The central piece of bad news is that as the world recovers from the 2008-2009 crash, it is spewing record amounts of carbon dioxide into the atmosphere. In 2010 human beings sent 30.6 gigatons of carbon into the air, 5% more than in 2008, beating that previous record.

A lot of the sources of emission are fixed coal and other hydrocarbon plants that will likely go on operating through 2020, suggesting that there will be annual increases in emissions into the next decade.

In turn, this steady production of atmospheric poison, which causes the atmosphere to retain the heat of sunlight and interferes with it being radiated back out into outer space, is likely to increase the average global surface temperature by more than 2 degrees. Climate scientists had hoped that international protocols and government efforts would hold the increase to that amount. An average increase of 3 degrees would suggest that in some times and places it would be hellish, with a deleterious impact on crops and human health.

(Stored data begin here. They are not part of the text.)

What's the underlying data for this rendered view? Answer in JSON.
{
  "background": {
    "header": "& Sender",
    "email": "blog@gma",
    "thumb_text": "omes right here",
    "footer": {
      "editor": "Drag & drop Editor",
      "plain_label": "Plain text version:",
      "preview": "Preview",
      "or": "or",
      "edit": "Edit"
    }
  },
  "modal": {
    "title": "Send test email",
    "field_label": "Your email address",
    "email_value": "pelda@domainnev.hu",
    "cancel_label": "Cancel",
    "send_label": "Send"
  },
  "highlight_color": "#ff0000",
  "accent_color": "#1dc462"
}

Oxfam has just issued a warning that food staples will likely double in price by 2030, in part because of climate change. A billion people in the world go hungry already, and spend 80% of their income on food. If the world envisaged by Oxfam materializes, obviously there is the potential of widespread starvation.

The Big Oil and Big Coal executives attempting to stop efforts to reduce emissions are thus in effect mass murderers of a future generation.

America’s corporate police state has decided that ecological activism is a danger that it needs to spend millions combating. (In fact, genuine ‘eco-terrorism,’ as opposed to FBI entrapment of aging hippies, is rare.)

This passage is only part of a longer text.